Although the first Mr. Walter was a man of considerable business ability, his exertions were probably too much divided amongst a variety of pursuits to enable him to devote that exclusive attention to The Times which was necessary to ensure its success.
He possibly regarded it, as other publishers of newspapers then did, mainly as a means of obtaining a profitable business in job-printing. Hence, in the elder Walter's hands, the paper was not only unprofitable in itself, but its maintenance became a source of gradually increasing expenditure; and the proprietor seriously contemplated its discontinuance.
At this juncture, John Walter, junior, who had been taken into the business as a partner, entreated his father to entrust him with the sole conduct of the paper, and to give it "one more trial." This was at the beginning of 1803. The new editor and conductor was then only twenty-seven years of age. He had been trained to the manual work of a printer "at case," and passed through nearly every department in the office, literary and mechanical. But in the first place, he had received a very liberal education, first at Merchant Taylors' School, and afterwards at Trinity College, Oxford, where he pursued his classical studies with much success. He was thus a man of well-cultured mind; he had been thoroughly disciplined to work;he was, moreover, a man of tact and energy, full of expedients, and possessed by a passion for business. His father, urged by the young man's entreaties, at length consented, although not without misgivings, to resign into his hands the entire future control of The Times.

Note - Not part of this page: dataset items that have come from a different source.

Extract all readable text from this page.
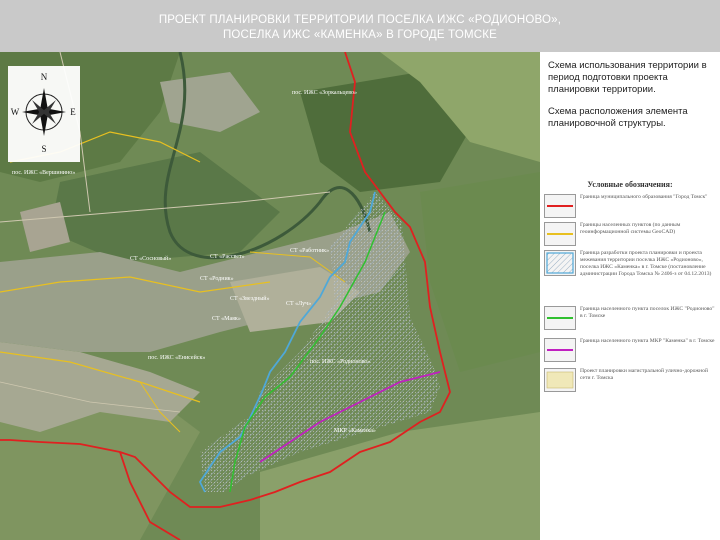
ПРОЕКТ ПЛАНИРОВКИ ТЕРРИТОРИИ ПОСЕЛКА ИЖС «РОДИОНОВО»,
ПОСЕЛКА ИЖС «КАМЕНКА» В ГОРОДЕ ТОМСКЕ
N
S
W	E
пос. ИЖС «Зоркальцево»
пос. ИЖС «Вершинино»
СТ «Сосновый»	СТ «Рассвет»
СТ «Работник»
СТ «Родник»
СТ «Звездный»
СТ «Луч»
СТ «Маяк»
пос. ИЖС «Енисейск»
пос. ИЖС «Родионово»
МКР «Каменка»
Схема использования территории в период подготовки проекта планировки территории.
Схема расположения элемента планировочной структуры.
Условные обозначения:
Граница муниципального образования "Город Томск"
Границы населенных пунктов (по данным геоинформационной системы GeoCAD)
Граница разработки проекта планировки и проекта межевания территории поселка ИЖС «Родионово», поселка ИЖС «Каменка» в г. Томске (постановление администрации Города Томска № 2406-з от 04.12.2013)
Граница населенного пункта поселок ИЖС "Родионово" в г. Томске
Граница населенного пункта МКР "Каменка" в г. Томске
Проект планировки магистральной улично-дорожной сети г. Томска
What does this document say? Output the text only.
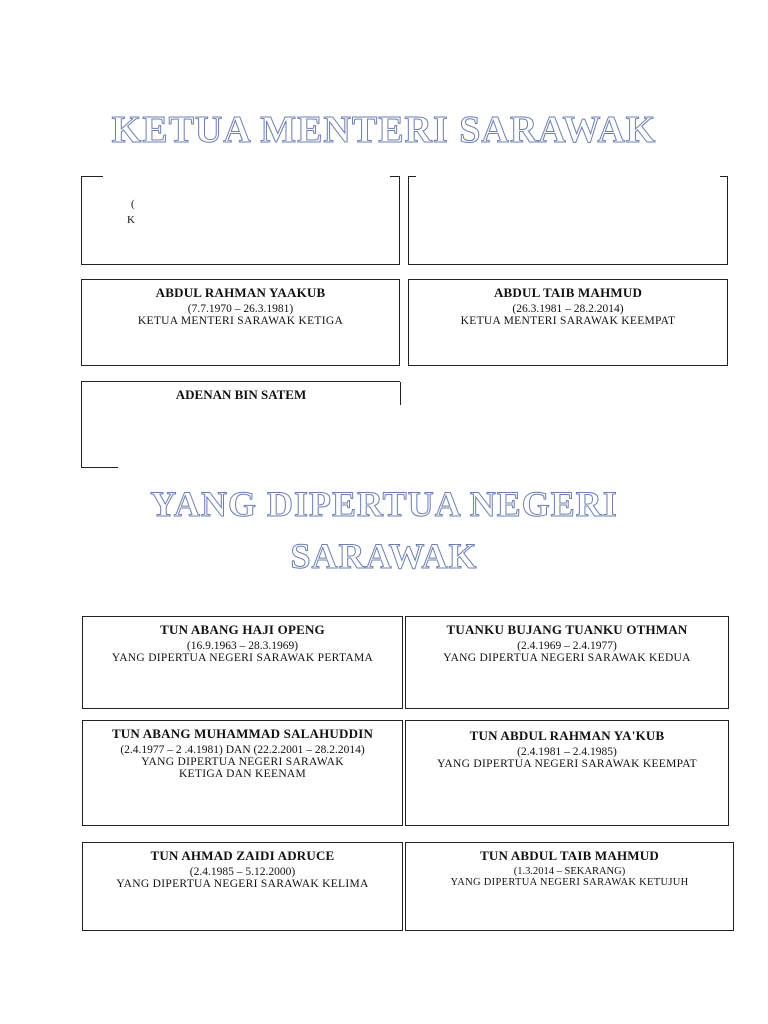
KETUA MENTERI SARAWAK
(
K
ABDUL RAHMAN YAAKUB
(7.7.1970 – 26.3.1981)
KETUA MENTERI SARAWAK KETIGA
ABDUL TAIB MAHMUD
(26.3.1981 – 28.2.2014)
KETUA MENTERI SARAWAK KEEMPAT
ADENAN BIN SATEM
YANG DIPERTUA NEGERI
SARAWAK
TUN ABANG HAJI OPENG
(16.9.1963 – 28.3.1969)
YANG DIPERTUA NEGERI SARAWAK PERTAMA
TUANKU BUJANG TUANKU OTHMAN
(2.4.1969 – 2.4.1977)
YANG DIPERTUA NEGERI SARAWAK KEDUA
TUN ABANG MUHAMMAD SALAHUDDIN
(2.4.1977 – 2 .4.1981) DAN (22.2.2001 – 28.2.2014)
YANG DIPERTUA NEGERI SARAWAK
KETIGA DAN KEENAM
TUN ABDUL RAHMAN YA'KUB
(2.4.1981 – 2.4.1985)
YANG DIPERTUA NEGERI SARAWAK KEEMPAT
TUN AHMAD ZAIDI ADRUCE
(2.4.1985 – 5.12.2000)
YANG DIPERTUA NEGERI SARAWAK KELIMA
TUN ABDUL TAIB MAHMUD
(1.3.2014 – SEKARANG)
YANG DIPERTUA NEGERI SARAWAK KETUJUH
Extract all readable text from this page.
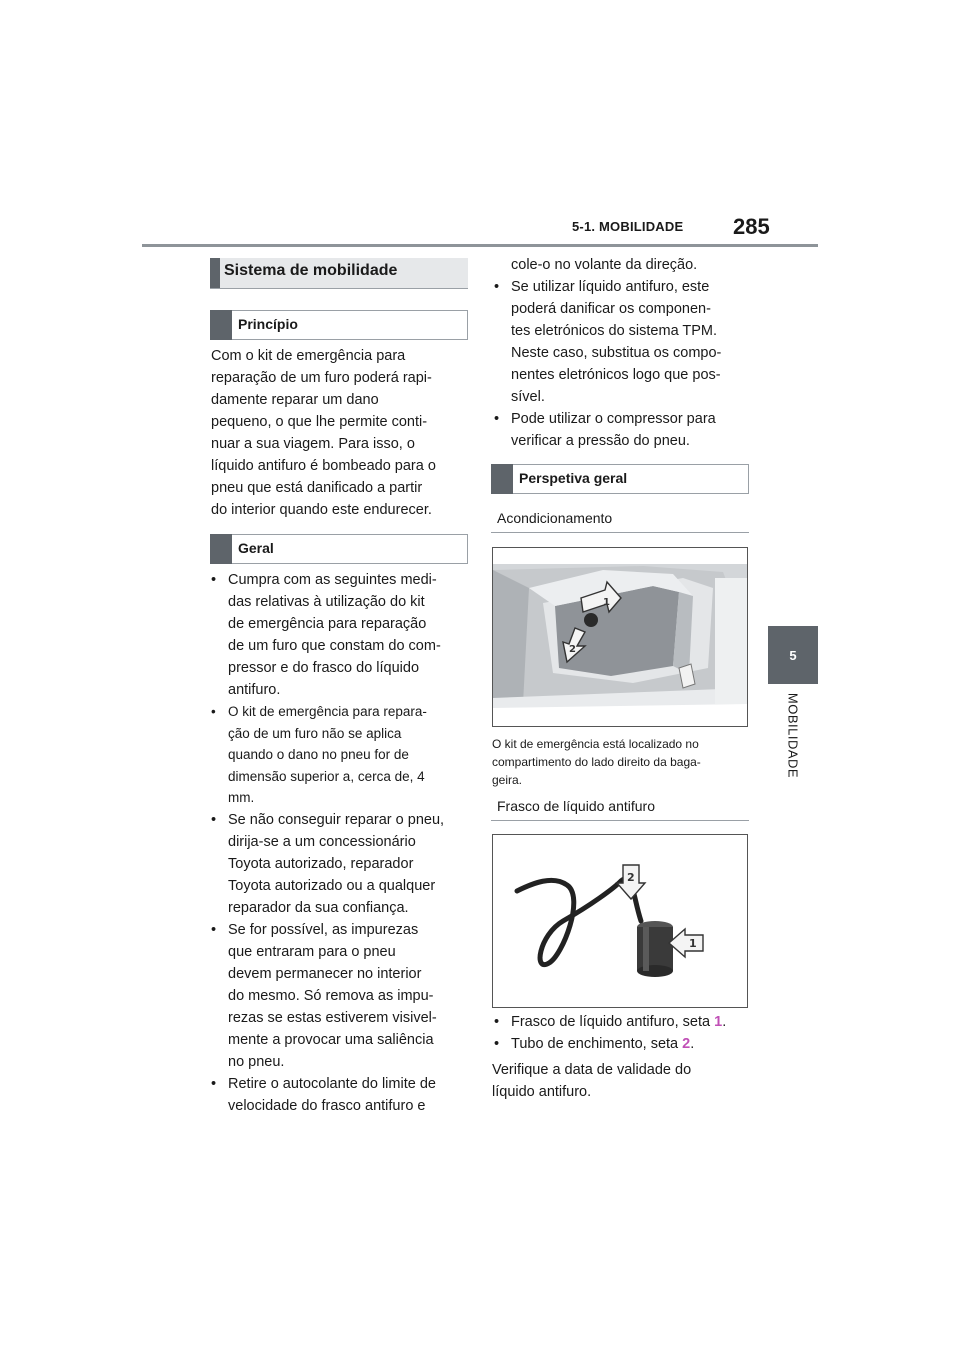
5-1. MOBILIDADE 285
5
MOBILIDADE
Sistema de mobilidade
Princípio
Com o kit de emergência para
reparação de um furo poderá rapi-
damente reparar um dano
pequeno, o que lhe permite conti-
nuar a sua viagem. Para isso, o
líquido antifuro é bombeado para o
pneu que está danificado a partir
do interior quando este endurecer.
Geral
• Cumpra com as seguintes medi-
das relativas à utilização do kit
de emergência para reparação
de um furo que constam do com-
pressor e do frasco do líquido
antifuro.
• O kit de emergência para repara-
ção de um furo não se aplica
quando o dano no pneu for de
dimensão superior a, cerca de, 4
mm.
• Se não conseguir reparar o pneu,
dirija-se a um concessionário
Toyota autorizado, reparador
Toyota autorizado ou a qualquer
reparador da sua confiança.
• Se for possível, as impurezas
que entraram para o pneu
devem permanecer no interior
do mesmo. Só remova as impu-
rezas se estas estiverem visivel-
mente a provocar uma saliência
no pneu.
• Retire o autocolante do limite de
velocidade do frasco antifuro e
cole-o no volante da direção.
• Se utilizar líquido antifuro, este
poderá danificar os componen-
tes eletrónicos do sistema TPM.
Neste caso, substitua os compo-
nentes eletrónicos logo que pos-
sível.
• Pode utilizar o compressor para
verificar a pressão do pneu.
Perspetiva geral
Acondicionamento
1
2
O kit de emergência está localizado no
compartimento do lado direito da baga-
geira.
Frasco de líquido antifuro
2
1
• Frasco de líquido antifuro, seta 1.
• Tubo de enchimento, seta 2.
Verifique a data de validade do
líquido antifuro.
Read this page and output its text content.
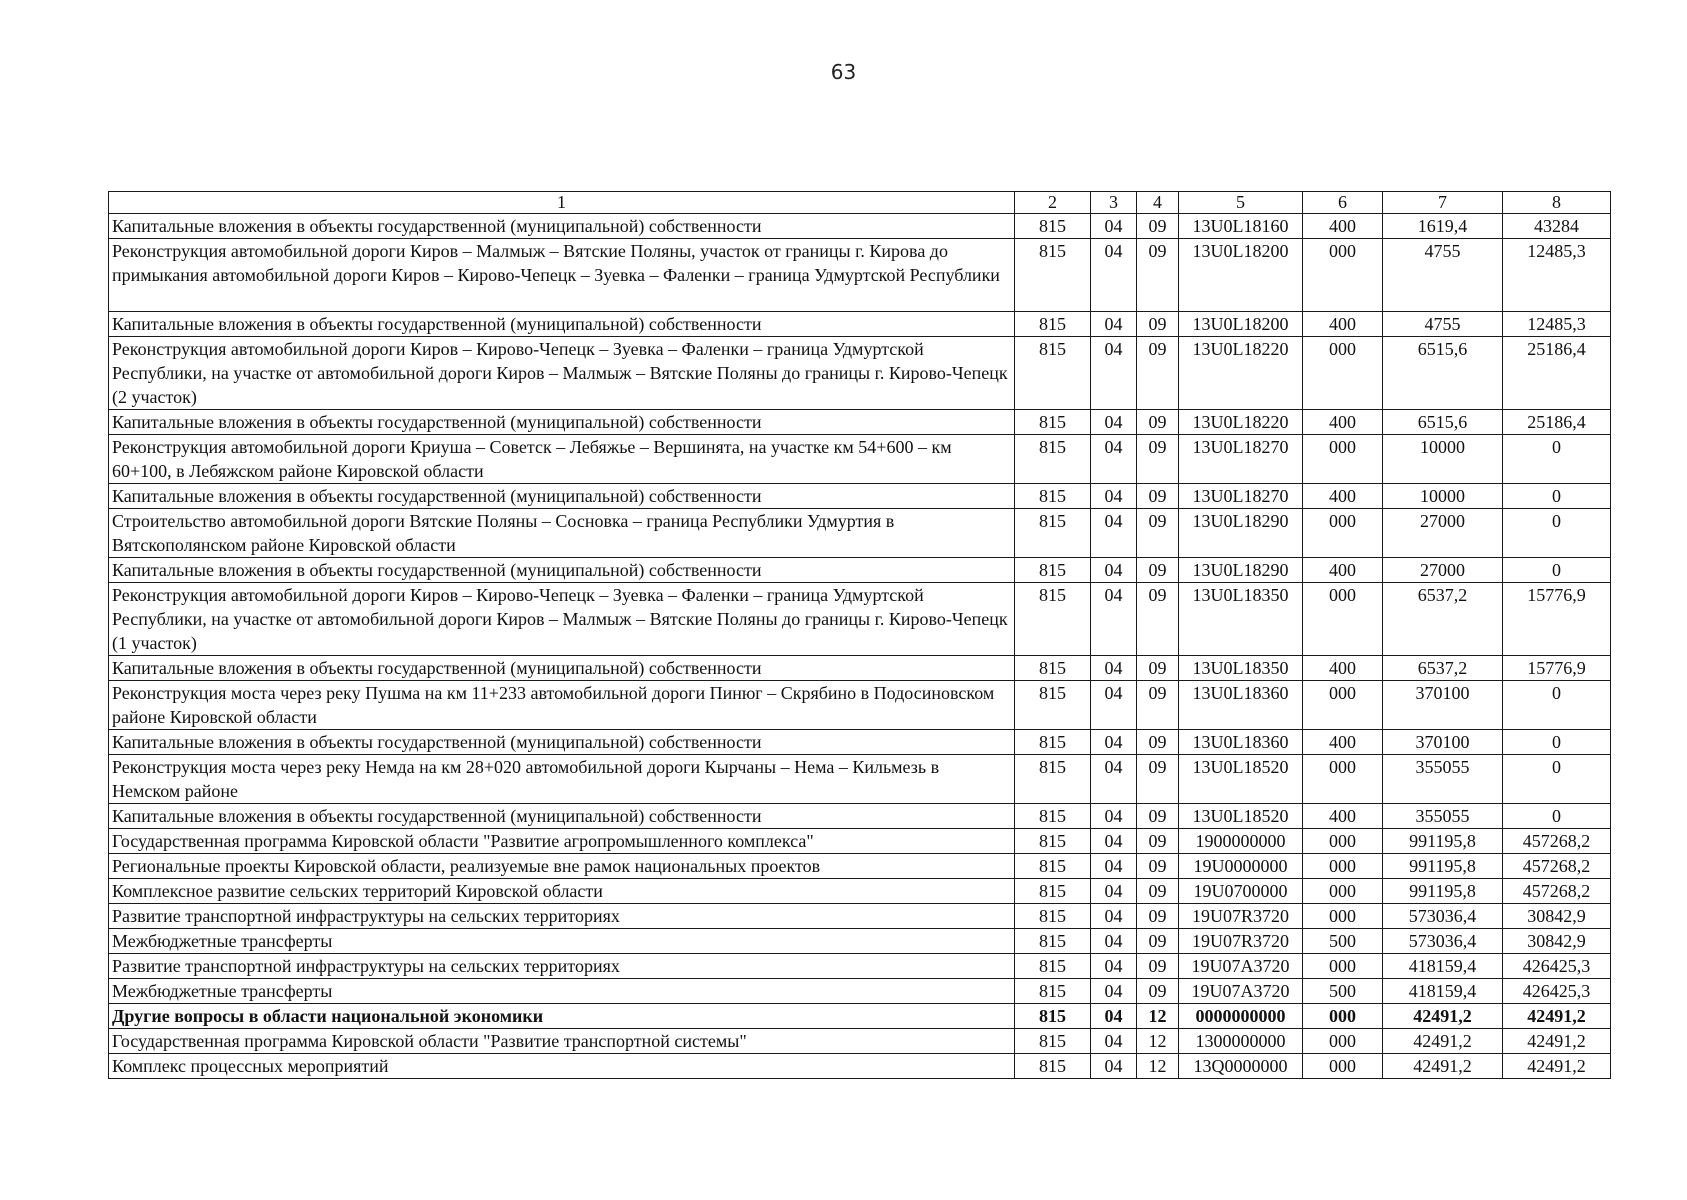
63
1	2	3	4	5	6	7	8
Капитальные вложения в объекты государственной (муниципальной) собственности	815	04	09	13U0L18160	400	1619,4	43284
Реконструкция автомобильной дороги Киров – Малмыж – Вятские Поляны, участок от границы г. Кирова до примыкания автомобильной дороги Киров – Кирово-Чепецк – Зуевка – Фаленки – граница Удмуртской Республики	815	04	09	13U0L18200	000	4755	12485,3
Капитальные вложения в объекты государственной (муниципальной) собственности	815	04	09	13U0L18200	400	4755	12485,3
Реконструкция автомобильной дороги Киров – Кирово-Чепецк – Зуевка – Фаленки – граница Удмуртской Республики, на участке от автомобильной дороги Киров – Малмыж – Вятские Поляны до границы г. Кирово-Чепецк (2 участок)	815	04	09	13U0L18220	000	6515,6	25186,4
Капитальные вложения в объекты государственной (муниципальной) собственности	815	04	09	13U0L18220	400	6515,6	25186,4
Реконструкция автомобильной дороги Криуша – Советск – Лебяжье – Вершинята, на участке км 54+600 – км 60+100, в Лебяжском районе Кировской области	815	04	09	13U0L18270	000	10000	0
Капитальные вложения в объекты государственной (муниципальной) собственности	815	04	09	13U0L18270	400	10000	0
Строительство автомобильной дороги Вятские Поляны – Сосновка – граница Республики Удмуртия в Вятскополянском районе Кировской области	815	04	09	13U0L18290	000	27000	0
Капитальные вложения в объекты государственной (муниципальной) собственности	815	04	09	13U0L18290	400	27000	0
Реконструкция автомобильной дороги Киров – Кирово-Чепецк – Зуевка – Фаленки – граница Удмуртской Республики, на участке от автомобильной дороги Киров – Малмыж – Вятские Поляны до границы г. Кирово-Чепецк (1 участок)	815	04	09	13U0L18350	000	6537,2	15776,9
Капитальные вложения в объекты государственной (муниципальной) собственности	815	04	09	13U0L18350	400	6537,2	15776,9
Реконструкция моста через реку Пушма на км 11+233 автомобильной дороги Пинюг – Скрябино в Подосиновском районе Кировской области	815	04	09	13U0L18360	000	370100	0
Капитальные вложения в объекты государственной (муниципальной) собственности	815	04	09	13U0L18360	400	370100	0
Реконструкция моста через реку Немда на км 28+020 автомобильной дороги Кырчаны – Нема – Кильмезь в Немском районе	815	04	09	13U0L18520	000	355055	0
Капитальные вложения в объекты государственной (муниципальной) собственности	815	04	09	13U0L18520	400	355055	0
Государственная программа Кировской области "Развитие агропромышленного комплекса"	815	04	09	1900000000	000	991195,8	457268,2
Региональные проекты Кировской области, реализуемые вне рамок национальных проектов	815	04	09	19U0000000	000	991195,8	457268,2
Комплексное развитие сельских территорий Кировской области	815	04	09	19U0700000	000	991195,8	457268,2
Развитие транспортной инфраструктуры на сельских территориях	815	04	09	19U07R3720	000	573036,4	30842,9
Межбюджетные трансферты	815	04	09	19U07R3720	500	573036,4	30842,9
Развитие транспортной инфраструктуры на сельских территориях	815	04	09	19U07A3720	000	418159,4	426425,3
Межбюджетные трансферты	815	04	09	19U07A3720	500	418159,4	426425,3
Другие вопросы в области национальной экономики	815	04	12	0000000000	000	42491,2	42491,2
Государственная программа Кировской области "Развитие транспортной системы"	815	04	12	1300000000	000	42491,2	42491,2
Комплекс процессных мероприятий	815	04	12	13Q0000000	000	42491,2	42491,2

Young Walter proceeded forthwith to remodel the establishment, and to introduce improvements into every department, as far as the scanty capital at his command would admit. Before he assumed the direction, The Times did not seek to guide opinion or to exercise political influence. It was a scanty newspaper--nothing more, Any political matters referred to were usually introduced in "Letters to the Editor," in the form in which Junius's Letters first appeared in the Public Advertiser. The comments on political affairs by the Editor were meagre and brief, and confined to a mere statement of supposed facts.